The first is a wish their annual gatherings were happening at a different time.
After her snap election decision spectacularly backfired, the Prime Minister would cheerfully postpone the next Conservative Party conference for as long as possible or at least until she has secured some red meat from the Brexit talks to throw to those menacing wolves keen to chase her out of Number 10 sooner rather than later.
And the Opposition leader would have rather liked the Labour Party conference to have opened at around 9am on June 9 as he enjoyed what remains, even in this decade of political surprises, one of the most astonishing general election results of the post-war era.
Of the two, Labour’s gathering in Brighton certainly looks like it should be the smoother occasion. It should be remembered that Labour activists were heading to Liverpool just 12 months ago for a conference set to open with the results of a leadership election, the second in the space of just over a year, with many confidently expecting a third to follow in 2017.
In fact, remarkably little political blood was spilled on the banks of the Mersey as forecasts of a meltdown appeared to galvanise all sides into proving the commentariat wrong.
Paradoxically, Labour’s performance in June’s election could pave the way for a more testing gathering this weekend.
Emboldened, the Corbyn faction has been seeking to tighten its grip on the party apparatus to try and remove opportunities for moderates to try to block the leader’s policies and negate the risk of future leadership challenges.
And far from being cowed by Corbyn’s turn in fortunes, the moderates now feel an even greater sense of urgency that Labour needs to change tack before another general election which, thanks to the Government’s precarious position, could happen at any moment.
At the core of the debate in Brighton will be Corbyn’s devotees essentially calling for ‘one more heave’ to achieve a Labour victory and moderates pointing out that they still lost the election.
Nevertheless, the need to maintain the veneer of unity ahead of another possible early election, and the lingering feel-good factor from June, should be enough to prevent all-out war.
The feelgood factor will be completely absent from the Conservatives’ gathering.
Last year in Birmingham, Mrs May, resented by many in the party for years having once called them “nasty”, delighted them in her closing speech when she used the same epithet to describe Labour under Mr Corbyn.
The party had been hopelessly split by the EU referendum while the architects of its return to Government in 2010 and outright election triumph in 2015 – David Cameron and George Osborne – had paid the price of the referendum result. Yet the majority of activists undoubtedly left with Mrs May’s words in their ears and a spring in their step.
The applause for her this year will be born out of duty rather than devotion. Forgiveness is rare in politics and the Conservative activists asked to pound the streets only to see their party lose its grip on power will not be in forgiving mood.
The only questions in the halls and bars will be ‘how long can she carry on?’ and ‘who will take over?’.
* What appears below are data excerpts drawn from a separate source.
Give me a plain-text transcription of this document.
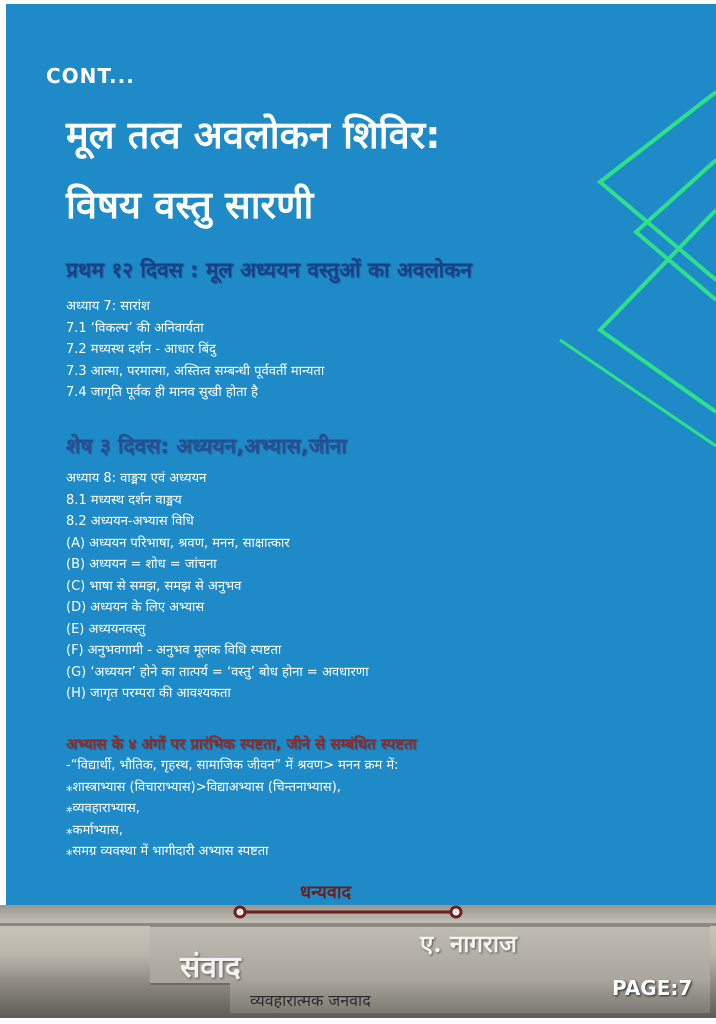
CONT...

मूल तत्व अवलोकन शिविर:
विषय वस्तु सारणी
प्रथम १२ दिवस : मूल अध्ययन वस्तुओं का अवलोकन
अध्याय 7: सारांश
7.1 ‘विकल्प’ की अनिवार्यता
7.2 मध्यस्थ दर्शन - आधार बिंदु
7.3 आत्मा, परमात्मा, अस्तित्व सम्बन्धी पूर्ववर्ती मान्यता
7.4 जागृति पूर्वक ही मानव सुखी होता है
शेष ३ दिवस: अध्ययन,अभ्यास,जीना
अध्याय 8: वाङ्मय एवं अध्ययन
8.1 मध्यस्थ दर्शन वाङ्मय
8.2 अध्ययन-अभ्यास विधि
(A) अध्ययन परिभाषा, श्रवण, मनन, साक्षात्कार
(B) अध्ययन = शोध = जांचना
(C) भाषा से समझ, समझ से अनुभव
(D) अध्ययन के लिए अभ्यास
(E) अध्ययनवस्तु
(F) अनुभवगामी - अनुभव मूलक विधि स्पष्टता
(G) ‘अध्ययन’ होने का तात्पर्य = ‘वस्तु’ बोध होना = अवधारणा
(H) जागृत परम्परा की आवश्यकता
अभ्यास के ४ अंगों पर प्रारंभिक स्पष्टता, जीने से सम्बंधित स्पष्टता
-“विद्यार्थी, भौतिक, गृहस्थ, सामाजिक जीवन” में श्रवण> मनन क्रम में:
⁎शास्त्राभ्यास (विचाराभ्यास)>विद्याअभ्यास (चिन्तनाभ्यास),
⁎व्यवहाराभ्यास,
⁎कर्माभ्यास,
⁎समग्र व्यवस्था में भागीदारी अभ्यास स्पष्टता
संवाद
ए. नागराज
व्यवहारात्मक जनवाद

धन्यवाद

PAGE:7
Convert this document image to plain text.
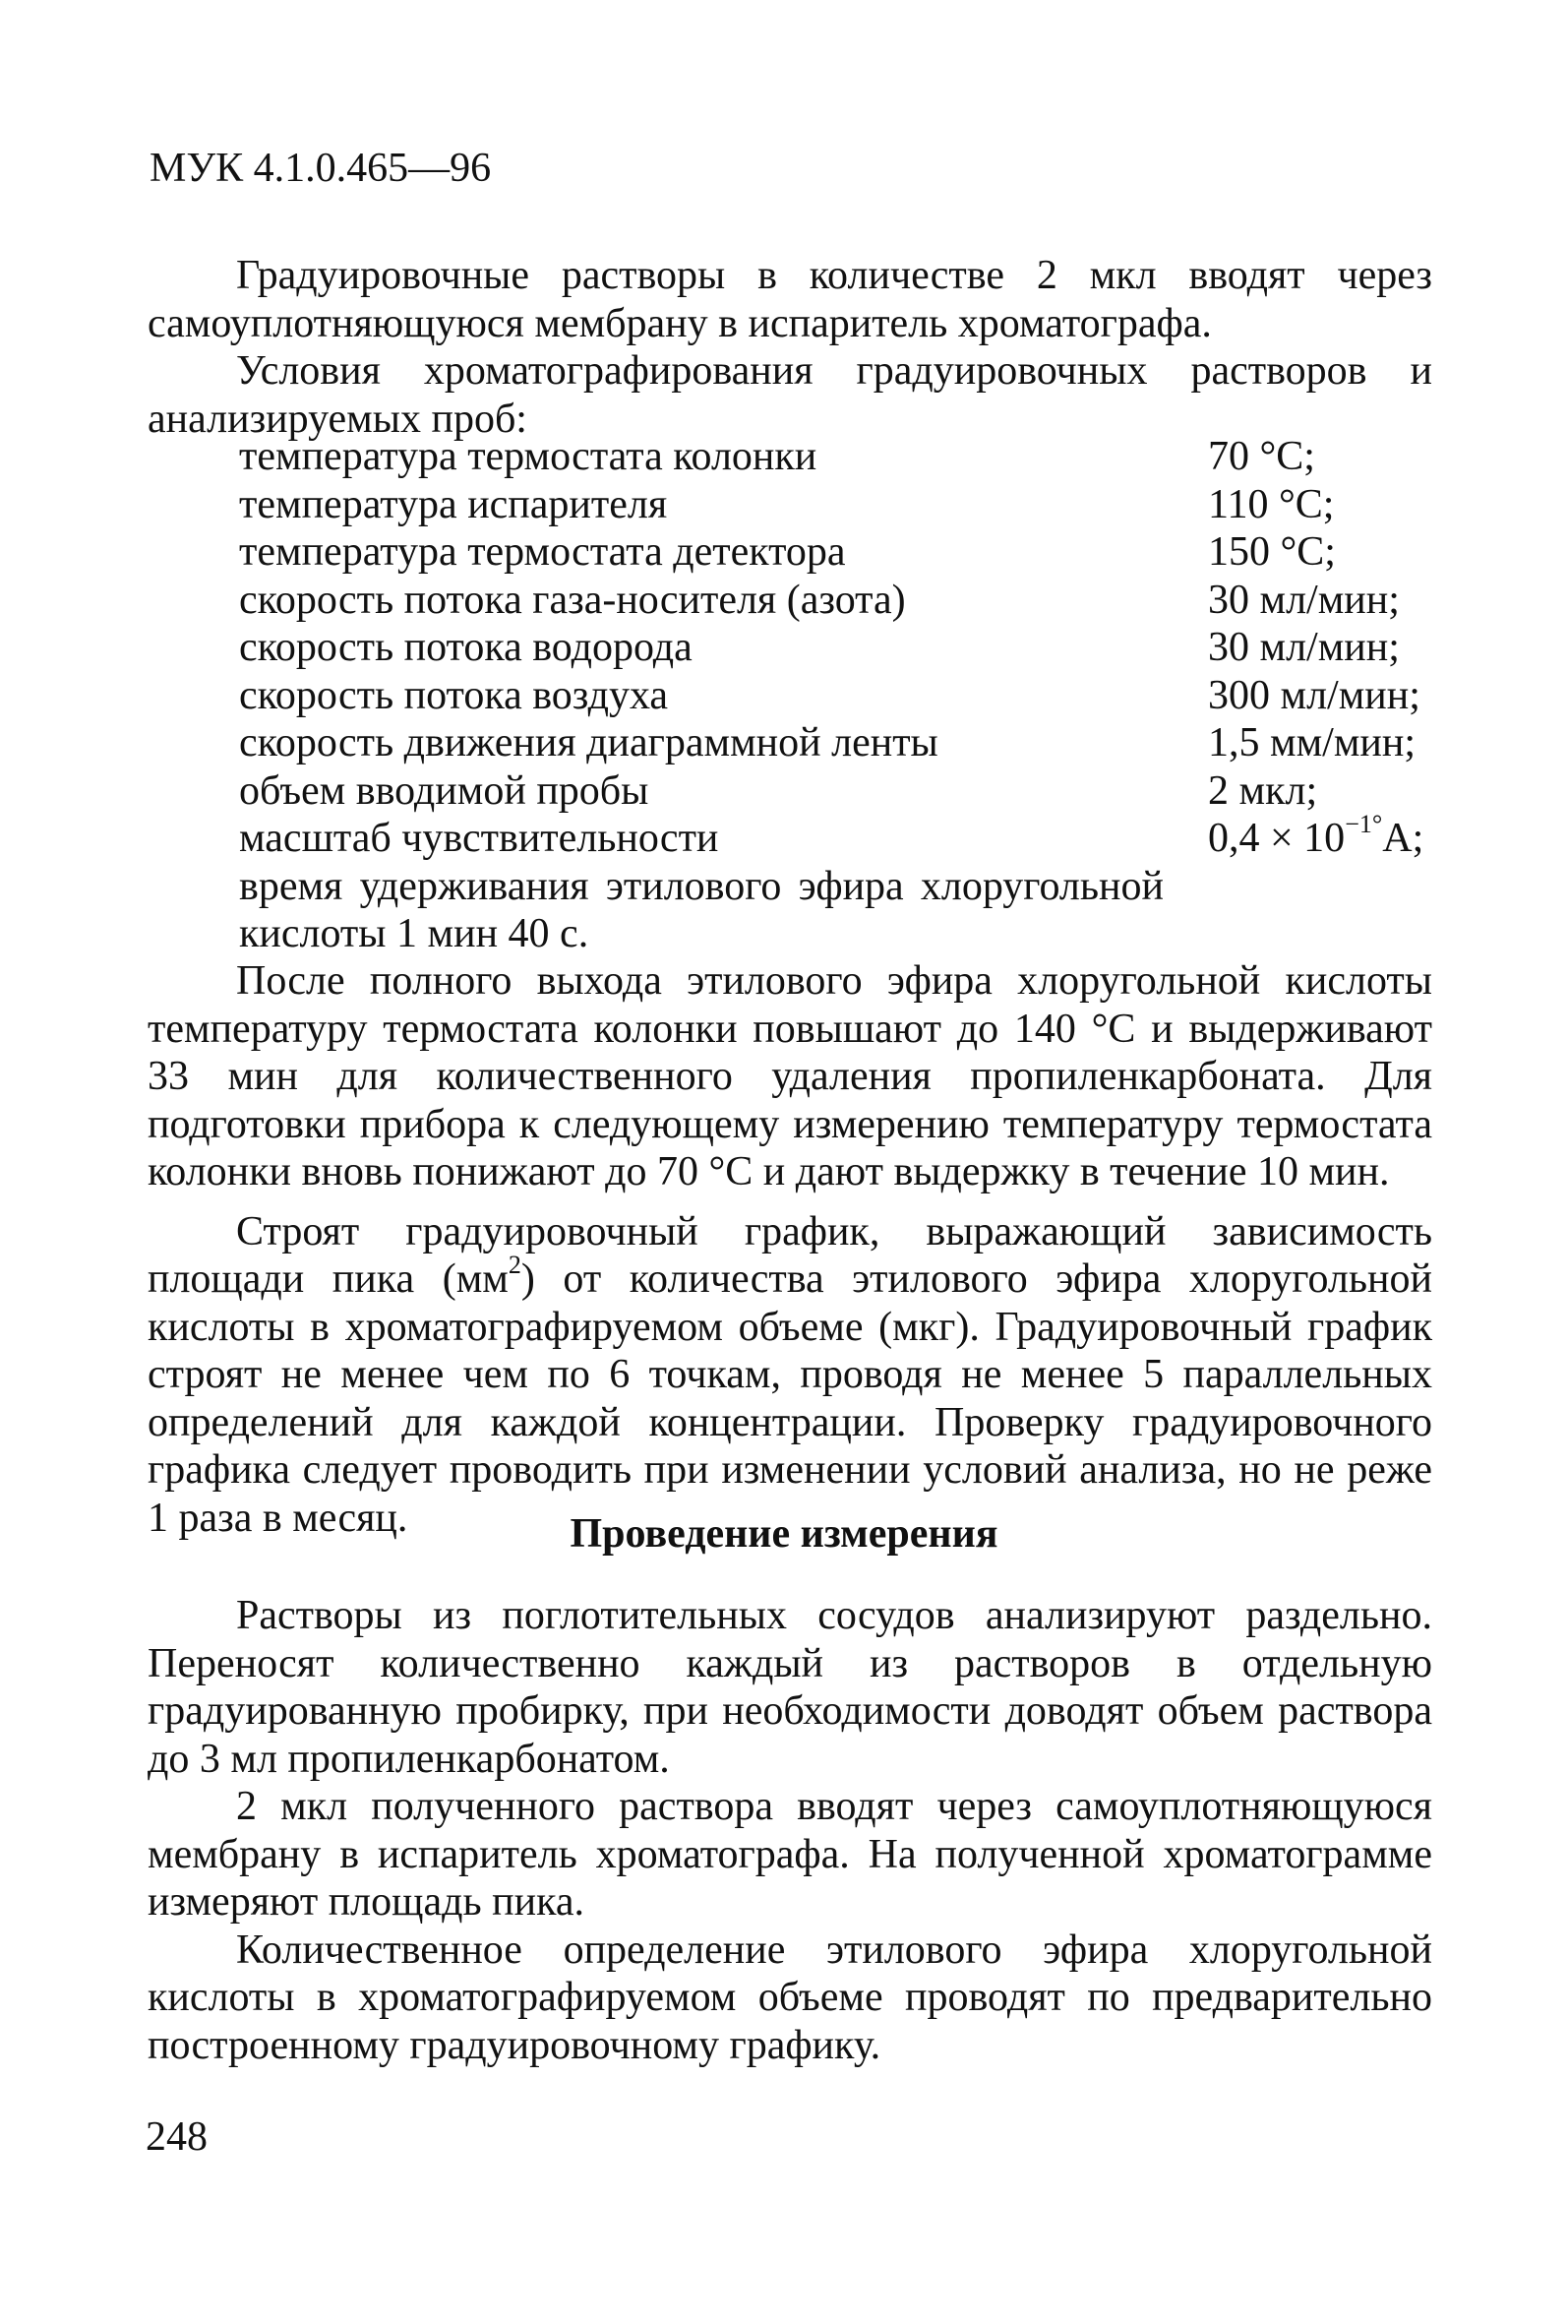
МУК 4.1.0.465—96

Градуировочные растворы в количестве 2 мкл вводят через самоуплотняющуюся мембрану в испаритель хроматографа.

Условия хроматографирования градуировочных растворов и анализируемых проб:

температура термостата колонки	70 °С;
температура испарителя	110 °С;
температура термостата детектора	150 °С;
скорость потока газа-носителя (азота)	30 мл/мин;
скорость потока водорода	30 мл/мин;
скорость потока воздуха	300 мл/мин;
скорость движения диаграммной ленты	1,5 мм/мин;
объем вводимой пробы	2 мкл;
масштаб чувствительности	$0,4 \times 10^{-1^\circ}А$;
время удерживания этилового эфира хлоругольной
кислоты 1 мин 40 с.

После полного выхода этилового эфира хлоругольной кислоты температуру термостата колонки повышают до 140 °С и выдерживают 33 мин для количественного удаления пропиленкарбоната. Для подготовки прибора к следующему измерению температуру термостата колонки вновь понижают до 70 °С и дают выдержку в течение 10 мин.

Строят градуировочный график, выражающий зависимость площади пика $(мм^2)$ от количества этилового эфира хлоругольной кислоты в хроматографируемом объеме (мкг). Градуировочный график строят не менее чем по 6 точкам, проводя не менее 5 параллельных определений для каждой концентрации. Проверку градуировочного графика следует проводить при изменении условий анализа, но не реже 1 раза в месяц.	Проведение измерения

Растворы из поглотительных сосудов анализируют раздельно. Переносят количественно каждый из растворов в отдельную градуированную пробирку, при необходимости доводят объем раствора до 3 мл пропиленкарбонатом.

2 мкл полученного раствора вводят через самоуплотняющуюся мембрану в испаритель хроматографа. На полученной хроматограмме измеряют площадь пика.

Количественное определение этилового эфира хлоругольной кислоты в хроматографируемом объеме проводят по предварительно построенному градуировочному графику.

248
Mrs May’s future will be the prism through which everything that emerges from the conference will be viewed. Impressive speeches will become leadership bids, visibility at events will be seen as cultivating grassroots support, policy refinements will be interpreted as admissions of failings in June’s manifesto.
And if the Prime Minister needed any more convincing that the political gods are against her, then the proof must surely be in the location of this year’s conference.
Mrs May heads to Manchester after a summer which has seen her administration endure repeated attacks over its commitment to the North of England following the decision to scale back rail investment plans.
Expect to hear warm words about the Northern Powerhouse and strong hints of positive announcements to come in the Budget later this year.
That will not be enough to placate critics outside the conference venue, but it may also not be enough to placate Conservative MPs in the North who are tired of having to explain to constituents why Northern Ireland is receiving an extra £1bn while Transport Secretary Chris Grayling downgrades investment in the rail services they use.
But, to a degree, tongues will be held because of the second thing in common with Labour – anticipation of the election they expect lies just around the corner.
Despair at what happened in June will be channeled into determination that there will be no repeat when polling day next arrives and that they will secure the result many Conservatives feel they were denied because of their own party’s failings rather than Labour’s achievements.
In both Brighton and Manchester the rallying cry will be: ‘Go back to your constituencies and prepare for another election’.